Les services abordent l’ETP selon des courants pédagogiques distincts, liés à l’état de la conceptualisation théorique au moment de son introduction dans le service. Ces courants sont de type transmissif pour les programmes de plus de dix ans, de type appropriatif pour les plus récents. Ainsi, la période à laquelle le programme a été mis en place a modélisé l’approche, et celle-ci s’est maintenue au fil du temps. Certains responsables en ont conscience et visent à faire évoluer le référentiel du service vers le type appropriatif.

Les démarches ETP dans les services sont organisées de façons très diverses. Le plus souvent, elles ont en commun le fait que des paramédicaux motivés se trouvent à l’origine de la création d’un programme. Le soutien ou le portage par la hiérarchie facilite son développement et sa pérennité. C’est aussi, fait notable, une opportunité repérée de travaux pluridisciplinaires au sein de l’hôpital.

Des éléments ont été identifiés pour faciliter une structuration stable de l’ETP : clarification des critères d’inclusion des malades dans le programme, identification des moments et des lieux favorables à ces pratiques, stabilisation des pratiques communes, notamment au travers de réunions transdisciplinaires et de séances d’analyse des pratiques.

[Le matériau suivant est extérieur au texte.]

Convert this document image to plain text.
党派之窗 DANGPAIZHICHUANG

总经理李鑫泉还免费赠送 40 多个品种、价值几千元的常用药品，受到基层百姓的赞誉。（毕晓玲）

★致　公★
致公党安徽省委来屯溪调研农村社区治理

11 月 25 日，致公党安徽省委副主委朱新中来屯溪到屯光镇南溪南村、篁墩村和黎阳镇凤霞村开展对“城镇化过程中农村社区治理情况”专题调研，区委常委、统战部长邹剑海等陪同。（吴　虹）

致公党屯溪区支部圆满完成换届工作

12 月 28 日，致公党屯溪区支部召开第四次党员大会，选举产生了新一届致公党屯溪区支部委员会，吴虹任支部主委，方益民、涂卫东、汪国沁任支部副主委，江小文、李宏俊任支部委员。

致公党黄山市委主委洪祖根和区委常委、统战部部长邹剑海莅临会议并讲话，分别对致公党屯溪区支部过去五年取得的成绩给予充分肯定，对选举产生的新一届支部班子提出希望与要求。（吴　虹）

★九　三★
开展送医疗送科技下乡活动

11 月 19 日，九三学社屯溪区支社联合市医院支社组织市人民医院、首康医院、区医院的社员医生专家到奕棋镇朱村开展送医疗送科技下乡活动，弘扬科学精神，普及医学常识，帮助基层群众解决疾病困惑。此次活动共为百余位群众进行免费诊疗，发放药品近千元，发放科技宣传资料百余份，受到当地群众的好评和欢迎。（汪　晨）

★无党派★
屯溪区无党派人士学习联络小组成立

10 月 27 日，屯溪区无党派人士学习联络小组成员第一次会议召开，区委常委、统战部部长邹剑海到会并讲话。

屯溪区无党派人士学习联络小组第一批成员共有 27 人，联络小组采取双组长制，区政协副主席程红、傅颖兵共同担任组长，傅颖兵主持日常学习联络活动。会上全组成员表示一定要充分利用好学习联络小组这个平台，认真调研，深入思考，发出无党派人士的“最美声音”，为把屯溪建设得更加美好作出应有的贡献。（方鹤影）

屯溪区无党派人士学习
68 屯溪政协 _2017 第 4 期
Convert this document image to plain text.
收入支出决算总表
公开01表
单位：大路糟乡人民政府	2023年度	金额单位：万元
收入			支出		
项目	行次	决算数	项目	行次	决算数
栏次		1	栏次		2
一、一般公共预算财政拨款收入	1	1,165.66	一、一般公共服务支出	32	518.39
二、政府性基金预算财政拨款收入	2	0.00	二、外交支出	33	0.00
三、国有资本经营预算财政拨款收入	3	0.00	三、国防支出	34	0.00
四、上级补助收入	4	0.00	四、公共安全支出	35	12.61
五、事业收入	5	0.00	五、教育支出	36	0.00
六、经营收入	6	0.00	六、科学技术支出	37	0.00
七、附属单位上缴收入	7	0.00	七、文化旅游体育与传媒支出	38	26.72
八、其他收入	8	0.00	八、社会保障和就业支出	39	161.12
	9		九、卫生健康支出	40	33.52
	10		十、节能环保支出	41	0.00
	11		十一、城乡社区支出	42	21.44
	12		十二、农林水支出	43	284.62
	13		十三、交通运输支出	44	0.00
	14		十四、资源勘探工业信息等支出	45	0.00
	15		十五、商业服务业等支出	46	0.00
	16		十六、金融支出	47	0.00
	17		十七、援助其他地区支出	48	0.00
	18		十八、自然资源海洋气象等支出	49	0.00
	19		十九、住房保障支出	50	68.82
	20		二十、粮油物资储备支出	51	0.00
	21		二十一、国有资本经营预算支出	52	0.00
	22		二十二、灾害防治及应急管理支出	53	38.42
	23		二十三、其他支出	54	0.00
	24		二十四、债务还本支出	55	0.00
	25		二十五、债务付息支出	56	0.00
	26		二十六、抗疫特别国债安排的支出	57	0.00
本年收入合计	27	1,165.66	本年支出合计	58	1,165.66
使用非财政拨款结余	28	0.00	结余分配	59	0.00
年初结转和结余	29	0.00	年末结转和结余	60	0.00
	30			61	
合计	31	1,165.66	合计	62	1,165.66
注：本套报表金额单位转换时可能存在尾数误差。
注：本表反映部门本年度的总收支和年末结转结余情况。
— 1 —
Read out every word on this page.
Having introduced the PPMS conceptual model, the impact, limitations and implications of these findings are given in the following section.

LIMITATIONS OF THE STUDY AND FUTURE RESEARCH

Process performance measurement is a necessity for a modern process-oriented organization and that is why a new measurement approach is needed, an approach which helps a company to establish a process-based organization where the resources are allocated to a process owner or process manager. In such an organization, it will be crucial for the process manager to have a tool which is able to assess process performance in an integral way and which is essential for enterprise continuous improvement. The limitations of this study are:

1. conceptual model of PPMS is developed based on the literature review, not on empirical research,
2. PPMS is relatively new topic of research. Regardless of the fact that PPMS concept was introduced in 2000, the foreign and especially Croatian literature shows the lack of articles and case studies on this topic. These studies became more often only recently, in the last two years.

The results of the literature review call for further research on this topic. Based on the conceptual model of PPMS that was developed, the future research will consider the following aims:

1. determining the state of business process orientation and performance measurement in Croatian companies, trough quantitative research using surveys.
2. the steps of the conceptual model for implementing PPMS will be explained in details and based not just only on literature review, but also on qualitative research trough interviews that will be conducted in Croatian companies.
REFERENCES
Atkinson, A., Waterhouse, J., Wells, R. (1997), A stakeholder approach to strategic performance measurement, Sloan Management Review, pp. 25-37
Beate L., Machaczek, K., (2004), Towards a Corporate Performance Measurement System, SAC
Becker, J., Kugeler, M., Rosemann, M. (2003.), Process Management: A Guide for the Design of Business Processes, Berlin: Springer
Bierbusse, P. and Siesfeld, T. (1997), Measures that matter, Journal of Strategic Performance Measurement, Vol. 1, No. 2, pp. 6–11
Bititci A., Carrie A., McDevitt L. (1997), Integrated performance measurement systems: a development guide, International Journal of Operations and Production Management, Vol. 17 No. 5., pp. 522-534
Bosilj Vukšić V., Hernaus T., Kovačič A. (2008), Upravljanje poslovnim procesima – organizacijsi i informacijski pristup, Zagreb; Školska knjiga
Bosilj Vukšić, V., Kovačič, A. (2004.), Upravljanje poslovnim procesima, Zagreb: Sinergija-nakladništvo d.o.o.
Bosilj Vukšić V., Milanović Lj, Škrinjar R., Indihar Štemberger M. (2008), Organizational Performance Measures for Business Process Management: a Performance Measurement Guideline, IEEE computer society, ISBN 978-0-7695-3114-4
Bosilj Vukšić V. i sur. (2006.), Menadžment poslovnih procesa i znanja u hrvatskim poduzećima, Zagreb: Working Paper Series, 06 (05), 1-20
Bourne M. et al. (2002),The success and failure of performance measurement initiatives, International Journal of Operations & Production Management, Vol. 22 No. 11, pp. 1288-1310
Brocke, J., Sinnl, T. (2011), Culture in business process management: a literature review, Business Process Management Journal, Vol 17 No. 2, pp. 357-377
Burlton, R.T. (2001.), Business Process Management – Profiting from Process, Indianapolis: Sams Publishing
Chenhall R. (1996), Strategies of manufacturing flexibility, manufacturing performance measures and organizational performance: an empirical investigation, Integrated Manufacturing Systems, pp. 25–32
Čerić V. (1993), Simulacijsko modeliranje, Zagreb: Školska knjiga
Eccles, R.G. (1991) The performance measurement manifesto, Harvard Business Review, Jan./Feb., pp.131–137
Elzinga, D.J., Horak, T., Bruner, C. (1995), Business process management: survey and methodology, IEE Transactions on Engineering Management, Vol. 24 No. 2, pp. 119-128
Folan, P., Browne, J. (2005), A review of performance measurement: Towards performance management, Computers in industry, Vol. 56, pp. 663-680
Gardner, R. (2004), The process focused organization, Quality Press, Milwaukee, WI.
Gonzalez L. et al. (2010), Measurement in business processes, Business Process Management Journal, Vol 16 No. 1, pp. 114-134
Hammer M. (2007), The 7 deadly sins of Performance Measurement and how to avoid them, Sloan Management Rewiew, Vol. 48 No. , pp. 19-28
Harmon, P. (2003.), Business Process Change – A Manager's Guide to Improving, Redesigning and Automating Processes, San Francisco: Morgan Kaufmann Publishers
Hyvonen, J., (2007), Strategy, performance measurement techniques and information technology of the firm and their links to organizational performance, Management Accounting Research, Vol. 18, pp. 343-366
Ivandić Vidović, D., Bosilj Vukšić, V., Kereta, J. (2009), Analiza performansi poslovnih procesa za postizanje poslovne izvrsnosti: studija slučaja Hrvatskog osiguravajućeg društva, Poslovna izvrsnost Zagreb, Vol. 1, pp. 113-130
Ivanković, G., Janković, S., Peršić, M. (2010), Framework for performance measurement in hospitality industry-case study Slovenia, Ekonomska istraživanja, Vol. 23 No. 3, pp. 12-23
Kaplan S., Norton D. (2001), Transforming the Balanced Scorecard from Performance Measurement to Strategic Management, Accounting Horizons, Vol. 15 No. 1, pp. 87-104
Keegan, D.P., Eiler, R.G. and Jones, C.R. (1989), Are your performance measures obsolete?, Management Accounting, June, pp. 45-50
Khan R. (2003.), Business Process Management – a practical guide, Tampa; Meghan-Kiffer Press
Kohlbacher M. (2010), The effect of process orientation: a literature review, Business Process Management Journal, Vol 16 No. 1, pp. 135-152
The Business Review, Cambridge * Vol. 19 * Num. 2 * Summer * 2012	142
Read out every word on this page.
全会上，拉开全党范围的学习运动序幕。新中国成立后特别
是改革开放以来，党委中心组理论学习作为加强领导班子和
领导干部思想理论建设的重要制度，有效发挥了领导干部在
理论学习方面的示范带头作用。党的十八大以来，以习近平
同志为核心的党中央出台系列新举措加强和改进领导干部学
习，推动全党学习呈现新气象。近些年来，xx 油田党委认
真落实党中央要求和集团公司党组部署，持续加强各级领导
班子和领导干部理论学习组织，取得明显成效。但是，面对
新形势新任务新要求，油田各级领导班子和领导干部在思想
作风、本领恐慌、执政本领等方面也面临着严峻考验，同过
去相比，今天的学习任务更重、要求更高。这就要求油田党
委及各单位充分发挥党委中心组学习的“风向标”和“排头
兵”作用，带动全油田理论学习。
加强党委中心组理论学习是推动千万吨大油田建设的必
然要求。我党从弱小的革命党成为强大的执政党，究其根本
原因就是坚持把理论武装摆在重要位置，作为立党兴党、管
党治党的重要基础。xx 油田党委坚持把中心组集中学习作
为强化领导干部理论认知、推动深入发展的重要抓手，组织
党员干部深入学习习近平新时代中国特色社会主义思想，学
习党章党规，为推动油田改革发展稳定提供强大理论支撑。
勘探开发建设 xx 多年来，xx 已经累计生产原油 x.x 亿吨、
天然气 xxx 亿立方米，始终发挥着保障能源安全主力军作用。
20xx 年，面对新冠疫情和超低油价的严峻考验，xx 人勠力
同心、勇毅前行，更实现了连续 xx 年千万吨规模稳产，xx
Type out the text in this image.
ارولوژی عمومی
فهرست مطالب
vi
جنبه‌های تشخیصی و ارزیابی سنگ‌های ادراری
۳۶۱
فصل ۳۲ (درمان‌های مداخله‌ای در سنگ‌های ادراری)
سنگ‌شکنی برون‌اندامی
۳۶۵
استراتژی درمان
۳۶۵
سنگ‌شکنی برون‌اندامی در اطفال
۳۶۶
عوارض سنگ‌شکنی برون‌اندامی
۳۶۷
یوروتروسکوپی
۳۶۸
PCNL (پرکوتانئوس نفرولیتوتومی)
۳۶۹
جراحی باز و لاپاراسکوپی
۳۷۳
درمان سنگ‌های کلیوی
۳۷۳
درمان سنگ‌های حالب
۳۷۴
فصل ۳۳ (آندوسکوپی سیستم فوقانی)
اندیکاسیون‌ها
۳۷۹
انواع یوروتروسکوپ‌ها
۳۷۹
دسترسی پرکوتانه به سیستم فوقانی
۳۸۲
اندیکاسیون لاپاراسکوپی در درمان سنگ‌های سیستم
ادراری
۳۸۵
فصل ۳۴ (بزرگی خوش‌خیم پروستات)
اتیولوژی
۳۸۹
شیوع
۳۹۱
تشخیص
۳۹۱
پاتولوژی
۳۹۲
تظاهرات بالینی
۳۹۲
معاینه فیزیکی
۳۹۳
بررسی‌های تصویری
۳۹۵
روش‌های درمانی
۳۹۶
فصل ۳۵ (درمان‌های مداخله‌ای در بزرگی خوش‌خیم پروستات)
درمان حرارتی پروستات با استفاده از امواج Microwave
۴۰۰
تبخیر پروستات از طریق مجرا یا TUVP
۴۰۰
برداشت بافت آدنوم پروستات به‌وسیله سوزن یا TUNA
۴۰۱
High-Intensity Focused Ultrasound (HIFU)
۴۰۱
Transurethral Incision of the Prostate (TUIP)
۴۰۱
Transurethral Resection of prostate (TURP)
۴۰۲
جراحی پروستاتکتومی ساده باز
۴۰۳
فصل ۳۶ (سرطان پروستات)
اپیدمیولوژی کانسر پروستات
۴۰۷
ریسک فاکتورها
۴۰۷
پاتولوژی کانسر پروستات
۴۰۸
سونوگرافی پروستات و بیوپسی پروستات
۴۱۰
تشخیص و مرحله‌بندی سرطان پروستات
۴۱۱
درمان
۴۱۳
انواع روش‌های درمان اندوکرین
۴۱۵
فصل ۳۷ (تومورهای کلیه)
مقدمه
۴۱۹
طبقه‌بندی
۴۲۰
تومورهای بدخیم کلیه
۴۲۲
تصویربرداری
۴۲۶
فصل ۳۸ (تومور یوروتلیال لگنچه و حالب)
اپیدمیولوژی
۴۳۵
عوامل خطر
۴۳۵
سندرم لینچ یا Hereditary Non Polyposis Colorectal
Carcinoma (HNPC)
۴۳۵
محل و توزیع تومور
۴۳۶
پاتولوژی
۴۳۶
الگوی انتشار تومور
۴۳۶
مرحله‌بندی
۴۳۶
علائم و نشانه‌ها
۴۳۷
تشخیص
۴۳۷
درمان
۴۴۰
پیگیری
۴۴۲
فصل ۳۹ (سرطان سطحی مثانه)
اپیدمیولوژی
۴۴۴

La robustesse et la pérennité du dispositif ETP apparaissent comme un enjeu majeur. En effet, dans plusieurs services, des phases de rupture ou de fort affaiblissement des pratiques sont survenues suite, notamment, au départ du référent ETP ou des personnes qui en ont la charge, ou encore au manque de personnels formés. Les difficultés d’effectifs de personnels sont en lien direct avec cette problématique. Au cours de la recherche, certains services ont développé un ensemble de mesures qui sont autant de pistes favorables à la consistance du dispositif sur la durée. L’usage d’outils en support, i.e. d’un cadre formalisé par écrit et de documents d’aide, mais qui ne se substituent pas aux formations des personnels, est également d’une grande pertinence.

Les développements des pratiques d’ETP s’accompagnent sur les plans individuel et collectif de transformations identitaires. Pour chaque soignant, l’identité professionnelle s’établit par un processus biographique, l’identité pour soi, et par un processus relationnel, l’identité pour autrui. La convergence des deux processus permet au soignant de traverser les processus de transformation de son identité professionnelle de façon cohérente et valorisante. A l’inverse la non reconnaissance par autrui de cette orientation identitaire entraîne des difficultés importantes pour le soignant, voire un phénomène de rupture avec son lieu professionnel. Cela se traduit alors par le départ du service, ou de l’hôpital.

Il est aussi à signaler que cette transformation identitaire se fait par rapport à un ou des groupes de référence. Pour un médecin, la position de la communauté médicale, notamment de sa discipline, est un facteur non négligeable.